V endredi 6 octobre, le climat n’est pas exactement à la neige sur la maison Gallimard, mais avec sa doudoune foncée et ses baskets blanches, Jean-Marie Gustave Le Clézio a plus que jamais l’impassible allure d’un athlète suédois en transit. Ne pas trop s’y fier, pourtant. Il faut parfois toute une vie pour accepter d’où l’on vient et qui l’on est ; chez lui, écrire sert aussi à ça. Même son triple prénom lui a, jadis, suffisamment pesé pour qu’il éprouve le besoin de se faire appeler Grégoire. C’était avant de l’abréger en J.M.G., quand il a découvert avec joie que son passeport britannique le désignait par ces trois lettres-là.

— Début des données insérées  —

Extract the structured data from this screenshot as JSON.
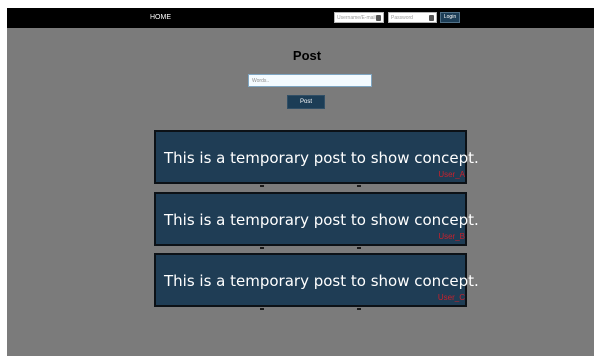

Entre deux séjours en Chine, où il enseigne à l’université de Xi’an, l’auteur du « Chercheur d’or » fait escale en France pour la sortie d’« Alma », son premier grand roman depuis « Ritournelle de la faim » et le prix Nobel de 2008. Pourquoi avoir ainsi attendu neuf ans? « Au moment où l’écriture démarre, articule sa voix de violoncelle, ça va assez vite, mais la préparation est longue pour composer un roman. Je suis allé voir dans des documents que j’avais recueillis il y a trente ans, avec l’idée qu’il faut nommer ce qui a besoin d’être nommé, et particulièrement les disparus de l’océan Indien. Le prix Nobel n’est pas le meilleur moment pour ça… On est un peu sollicité. On dit non, mais il y a toujours des choses qui se passent. »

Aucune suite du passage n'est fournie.